Destroyers and frigates understood to be taking part in exercises around Paracel Islands before international tribunal gives verdict on disputed seas

China has kicked off a week of military drills in the South China Sea ahead of a hotly anticipated and potentially destabilising court ruling on its territorial claims in the region.

 Chinese navy ships in the South China Sea.



CCTV, the country’s state broadcaster, said the manoeuvres were due to start at about 8am Beijing time on Tuesday.

At least two guided missile destroyers, the Shenyang and Ningbo, and one missile frigate, the Chaozhou, were reported to be among the vessels being deployed to the region, where China has overlapping territorial claims with Brunei, Malaysia, the Philippines and Vietnam.

The exercises, inside a 100,000 square kilometre zone around the disputed Paracel Islands, come ahead of a ruling next week by the Permanent Court of Arbitration in the Hague over a long-standing territorial dispute between the Philippines and China.

On 12 July, more than three years after the Philippines originally brought the case, the court is due to rule on whether Manila has the right to exploit waters claimed by both countries in the South China Sea.
Experts say the landmark ruling could have major implications for China’s wider claims in the region and Beijing has refused to recognise the court’s authority, rejecting the case as a “farce”.
China claims sovereignty over huge swaths of the resource-rich South China Sea, within what it calls the “nine-dash line”, but next week’s ruling may call into question the legal legitimacy of those claims.

“If the court was to dismiss the nine-dash line claim full stop that would be incredibly damaging to China’s claims,” said Ashley Townshend, a scholar at the University of Sydney’s United States Studies Centre. “It would be a big blow to what China considers to be its sovereign space.”
In an editorial timed to coincide with the start of seven days of military drills, the Global Times, a Communist party tabloid, claimed the tribunal was part of a US ploy “to impose more pressure on China, causing more tensions in the South China Sea”.

“China is a peace-loving country and deals with foreign relations with discretion, but it won’t flinch if the US and its small clique keep encroaching on its interests on its doorstep,” the newspaper said.
The China Daily, Beijing’s English language mouthpiece, said those in the US who saw the tribunal as a way of invalidating its territorial claims had “underestimated China’s determination to safeguard its sovereignty and territorial integrity”.

“The days have long passed when the country was seen as the ‘sick man of East Asia’ whose fate was at the mercy of a few western powers,” it said in an editorial.

China often conducts military drills in the South China Sea and academics interviewed by China’s party-controlled media claimed the drills were a “normal naval activity to methodically maintain regional stability, which is not connected with specific events or targeted at certain countries”.
Townshend said the exercises were partly a response to recent US manoeuvres in the region and partly an attempt to show China’s resolve to the world ahead of next Tuesday’s ruling.

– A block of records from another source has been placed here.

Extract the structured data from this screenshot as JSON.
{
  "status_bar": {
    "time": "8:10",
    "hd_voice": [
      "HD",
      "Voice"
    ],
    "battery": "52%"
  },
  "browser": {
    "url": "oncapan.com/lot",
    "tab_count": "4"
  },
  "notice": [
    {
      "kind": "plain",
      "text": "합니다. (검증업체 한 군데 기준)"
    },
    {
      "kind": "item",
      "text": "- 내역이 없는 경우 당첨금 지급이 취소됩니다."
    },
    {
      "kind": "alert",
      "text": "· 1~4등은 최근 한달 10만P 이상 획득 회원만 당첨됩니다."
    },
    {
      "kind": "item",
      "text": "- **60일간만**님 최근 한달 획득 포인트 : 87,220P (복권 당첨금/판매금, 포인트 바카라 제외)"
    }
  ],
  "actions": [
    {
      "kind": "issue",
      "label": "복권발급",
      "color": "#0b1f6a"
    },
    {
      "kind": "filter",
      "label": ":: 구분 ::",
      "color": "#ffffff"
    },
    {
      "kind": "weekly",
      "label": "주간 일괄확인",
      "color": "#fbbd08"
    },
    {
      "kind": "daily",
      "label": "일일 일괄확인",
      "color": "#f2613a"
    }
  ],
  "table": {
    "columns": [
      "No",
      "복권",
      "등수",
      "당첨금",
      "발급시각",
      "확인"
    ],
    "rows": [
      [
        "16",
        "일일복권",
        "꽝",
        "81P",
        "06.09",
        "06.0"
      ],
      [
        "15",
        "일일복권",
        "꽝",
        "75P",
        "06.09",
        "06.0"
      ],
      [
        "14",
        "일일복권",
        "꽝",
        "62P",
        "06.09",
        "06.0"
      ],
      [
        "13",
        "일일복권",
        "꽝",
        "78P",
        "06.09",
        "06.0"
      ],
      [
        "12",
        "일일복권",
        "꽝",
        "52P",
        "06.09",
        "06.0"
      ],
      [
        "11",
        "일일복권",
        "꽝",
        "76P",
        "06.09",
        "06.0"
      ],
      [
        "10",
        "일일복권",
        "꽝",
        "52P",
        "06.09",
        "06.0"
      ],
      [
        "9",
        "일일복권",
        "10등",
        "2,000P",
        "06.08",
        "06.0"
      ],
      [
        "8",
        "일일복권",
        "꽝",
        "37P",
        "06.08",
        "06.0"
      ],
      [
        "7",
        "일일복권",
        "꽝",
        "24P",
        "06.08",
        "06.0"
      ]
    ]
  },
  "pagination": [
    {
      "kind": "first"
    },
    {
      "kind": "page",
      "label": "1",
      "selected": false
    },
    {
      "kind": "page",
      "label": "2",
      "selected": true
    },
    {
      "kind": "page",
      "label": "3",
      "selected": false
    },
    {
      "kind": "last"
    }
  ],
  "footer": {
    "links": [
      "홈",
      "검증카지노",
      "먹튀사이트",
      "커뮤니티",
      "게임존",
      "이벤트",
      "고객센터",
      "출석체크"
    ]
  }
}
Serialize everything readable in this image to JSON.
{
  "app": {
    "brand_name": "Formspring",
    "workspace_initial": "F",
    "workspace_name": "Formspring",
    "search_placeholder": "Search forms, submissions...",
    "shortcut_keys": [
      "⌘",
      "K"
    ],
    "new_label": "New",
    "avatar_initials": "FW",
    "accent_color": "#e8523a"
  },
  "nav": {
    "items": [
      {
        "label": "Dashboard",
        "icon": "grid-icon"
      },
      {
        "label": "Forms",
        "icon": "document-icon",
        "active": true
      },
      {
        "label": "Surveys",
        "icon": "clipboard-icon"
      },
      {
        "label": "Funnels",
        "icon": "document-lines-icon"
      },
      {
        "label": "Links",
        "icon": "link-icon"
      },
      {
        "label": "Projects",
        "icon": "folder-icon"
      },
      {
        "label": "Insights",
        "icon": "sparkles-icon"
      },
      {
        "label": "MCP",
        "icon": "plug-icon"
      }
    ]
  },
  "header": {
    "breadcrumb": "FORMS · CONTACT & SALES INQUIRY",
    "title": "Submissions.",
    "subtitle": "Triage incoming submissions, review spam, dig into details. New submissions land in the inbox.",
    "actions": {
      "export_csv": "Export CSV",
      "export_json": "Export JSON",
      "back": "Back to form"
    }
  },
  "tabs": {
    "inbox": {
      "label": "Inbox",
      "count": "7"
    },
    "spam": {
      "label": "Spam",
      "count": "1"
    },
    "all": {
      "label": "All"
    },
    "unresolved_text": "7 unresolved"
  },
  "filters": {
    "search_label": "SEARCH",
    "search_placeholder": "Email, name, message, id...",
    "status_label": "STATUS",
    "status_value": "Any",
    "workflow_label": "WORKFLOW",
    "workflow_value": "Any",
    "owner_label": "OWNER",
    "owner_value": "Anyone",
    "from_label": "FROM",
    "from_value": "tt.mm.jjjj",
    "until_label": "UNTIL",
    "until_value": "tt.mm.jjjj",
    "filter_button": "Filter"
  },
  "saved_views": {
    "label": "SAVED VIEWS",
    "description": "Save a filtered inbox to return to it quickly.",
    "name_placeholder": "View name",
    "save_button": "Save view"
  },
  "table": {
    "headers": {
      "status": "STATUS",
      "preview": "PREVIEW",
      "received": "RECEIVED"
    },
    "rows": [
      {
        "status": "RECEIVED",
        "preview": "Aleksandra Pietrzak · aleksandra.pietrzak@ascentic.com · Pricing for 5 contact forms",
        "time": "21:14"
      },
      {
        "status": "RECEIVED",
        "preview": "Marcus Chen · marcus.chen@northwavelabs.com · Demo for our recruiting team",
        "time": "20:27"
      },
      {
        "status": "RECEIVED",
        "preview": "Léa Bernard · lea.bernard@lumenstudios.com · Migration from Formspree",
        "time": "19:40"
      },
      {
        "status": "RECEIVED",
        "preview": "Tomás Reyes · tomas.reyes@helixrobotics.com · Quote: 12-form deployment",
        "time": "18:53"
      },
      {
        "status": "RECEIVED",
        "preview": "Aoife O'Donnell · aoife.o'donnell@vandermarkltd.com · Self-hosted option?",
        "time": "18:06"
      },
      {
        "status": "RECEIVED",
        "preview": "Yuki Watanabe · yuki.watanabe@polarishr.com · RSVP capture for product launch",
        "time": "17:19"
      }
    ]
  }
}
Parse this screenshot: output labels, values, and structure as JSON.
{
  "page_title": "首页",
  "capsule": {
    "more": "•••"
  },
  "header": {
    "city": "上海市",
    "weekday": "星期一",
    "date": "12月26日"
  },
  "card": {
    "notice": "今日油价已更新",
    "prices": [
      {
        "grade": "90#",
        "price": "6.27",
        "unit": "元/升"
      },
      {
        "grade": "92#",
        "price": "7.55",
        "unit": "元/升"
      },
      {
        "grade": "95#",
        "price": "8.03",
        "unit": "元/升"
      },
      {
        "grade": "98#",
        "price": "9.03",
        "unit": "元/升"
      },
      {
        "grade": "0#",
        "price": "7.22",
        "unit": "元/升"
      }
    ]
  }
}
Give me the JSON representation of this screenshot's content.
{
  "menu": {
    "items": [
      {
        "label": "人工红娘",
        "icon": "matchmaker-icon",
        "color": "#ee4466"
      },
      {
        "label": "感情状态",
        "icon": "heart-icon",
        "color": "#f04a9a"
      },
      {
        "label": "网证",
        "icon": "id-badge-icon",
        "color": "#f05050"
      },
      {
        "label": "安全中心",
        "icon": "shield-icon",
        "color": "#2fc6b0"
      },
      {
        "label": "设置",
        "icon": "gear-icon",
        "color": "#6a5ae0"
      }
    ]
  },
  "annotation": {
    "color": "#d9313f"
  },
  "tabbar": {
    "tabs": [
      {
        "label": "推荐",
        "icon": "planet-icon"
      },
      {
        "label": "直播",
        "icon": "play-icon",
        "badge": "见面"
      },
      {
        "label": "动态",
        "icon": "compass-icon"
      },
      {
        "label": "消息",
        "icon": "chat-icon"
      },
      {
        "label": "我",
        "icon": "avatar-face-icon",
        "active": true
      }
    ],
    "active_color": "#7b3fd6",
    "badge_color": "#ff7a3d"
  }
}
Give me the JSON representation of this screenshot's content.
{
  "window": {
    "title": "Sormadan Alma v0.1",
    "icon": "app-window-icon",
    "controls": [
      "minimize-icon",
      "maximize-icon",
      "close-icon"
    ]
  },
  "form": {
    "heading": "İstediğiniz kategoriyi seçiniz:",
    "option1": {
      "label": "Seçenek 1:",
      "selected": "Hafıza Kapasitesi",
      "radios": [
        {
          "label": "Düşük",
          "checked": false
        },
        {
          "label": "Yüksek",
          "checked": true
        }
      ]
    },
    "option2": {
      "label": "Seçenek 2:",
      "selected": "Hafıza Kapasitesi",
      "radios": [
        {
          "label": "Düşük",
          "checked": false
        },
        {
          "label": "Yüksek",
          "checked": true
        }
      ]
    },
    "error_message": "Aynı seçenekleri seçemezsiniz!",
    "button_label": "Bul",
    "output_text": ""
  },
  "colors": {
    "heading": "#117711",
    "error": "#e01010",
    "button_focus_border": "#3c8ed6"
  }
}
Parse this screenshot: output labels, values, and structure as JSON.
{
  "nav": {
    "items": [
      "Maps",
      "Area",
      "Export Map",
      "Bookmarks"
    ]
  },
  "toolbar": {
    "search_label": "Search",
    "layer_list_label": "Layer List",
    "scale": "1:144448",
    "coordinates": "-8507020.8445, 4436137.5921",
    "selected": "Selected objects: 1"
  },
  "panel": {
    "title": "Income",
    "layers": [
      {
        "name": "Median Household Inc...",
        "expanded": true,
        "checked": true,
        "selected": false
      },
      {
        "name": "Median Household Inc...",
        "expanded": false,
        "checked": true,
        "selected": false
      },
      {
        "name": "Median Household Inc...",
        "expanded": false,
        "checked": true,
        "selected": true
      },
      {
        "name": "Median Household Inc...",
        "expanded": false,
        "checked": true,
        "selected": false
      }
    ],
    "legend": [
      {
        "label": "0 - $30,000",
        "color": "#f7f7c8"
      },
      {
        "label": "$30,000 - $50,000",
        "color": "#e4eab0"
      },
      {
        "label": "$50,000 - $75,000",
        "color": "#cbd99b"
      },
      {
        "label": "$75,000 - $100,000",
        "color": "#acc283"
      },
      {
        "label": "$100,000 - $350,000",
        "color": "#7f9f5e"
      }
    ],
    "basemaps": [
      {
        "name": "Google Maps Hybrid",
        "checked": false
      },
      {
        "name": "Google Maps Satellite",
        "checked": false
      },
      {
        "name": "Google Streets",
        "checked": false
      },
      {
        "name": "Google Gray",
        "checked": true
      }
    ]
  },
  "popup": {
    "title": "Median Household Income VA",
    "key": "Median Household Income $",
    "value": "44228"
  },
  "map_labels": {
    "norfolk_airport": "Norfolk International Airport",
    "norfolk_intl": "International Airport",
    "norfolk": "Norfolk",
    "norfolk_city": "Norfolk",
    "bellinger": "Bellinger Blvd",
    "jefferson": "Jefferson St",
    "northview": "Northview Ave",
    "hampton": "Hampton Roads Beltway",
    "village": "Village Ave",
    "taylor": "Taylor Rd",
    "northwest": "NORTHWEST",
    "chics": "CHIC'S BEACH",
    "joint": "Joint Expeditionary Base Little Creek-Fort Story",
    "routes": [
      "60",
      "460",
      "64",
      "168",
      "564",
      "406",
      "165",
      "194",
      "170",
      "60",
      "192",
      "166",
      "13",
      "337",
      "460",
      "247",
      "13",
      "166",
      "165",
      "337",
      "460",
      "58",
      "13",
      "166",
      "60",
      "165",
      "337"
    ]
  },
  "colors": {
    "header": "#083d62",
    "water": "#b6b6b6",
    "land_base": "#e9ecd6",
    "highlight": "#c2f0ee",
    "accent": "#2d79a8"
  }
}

But there was also a strong domestic component to the war games.

“This show of force is about reassuring domestic audiences and demonstrating actions to meet the strong words that Chinese officials and Xi Jinping have come out saying [about the tribunal],” he said.
“The Chinese population is going to be looking to see that the government is actually not buckling under international pressure and is continuing to do what it said it would do, which is exercise presence and be in the South China Sea independent of what any international tribunal or external party says.”

Vietnam on Monday urged China to scrap the latest drills, with foreign ministry spokesperson Le Hai Binh claiming the exercises were against international law.
“Vietnam strongly objects to the exercises and demands that China respect Vietnam’s sovereignty and behave in a responsible manner,” he added, according to the Vietnam News Agency.

In a recent interview Andrew Nathan, a Columbia University expert in Chinese politics and foreign policy, said a rising and increasingly confident China would be deaf to such criticism.

“I think they’re not too worried about complaints from the neighbours,” Nathan said. “Certainly as one reaches the moment in a multi-decade programme where one is going to seize the moment and change the balance of power you are very much expecting pushback from all of the neighbours.”
Critics at home and abroad argue that Beijing’s increasingly assertive stances on issues such as South China Sea have damaged China’s standing in the world and are alienating potential allies.

“My read on that is that the Chinese strategists feel like that is fine,” Nathan said. “‘Line up against us. We expected that. But it doesn’t make any goddam difference if you line up against us because, as the foreign minister said: ‘We are big.’

“So you can complain and mutter and sue us in the Law of the Sea tribunal … and it doesn’t add up to a whole hell of a lot because we are big, we are here, and our economy is growing.”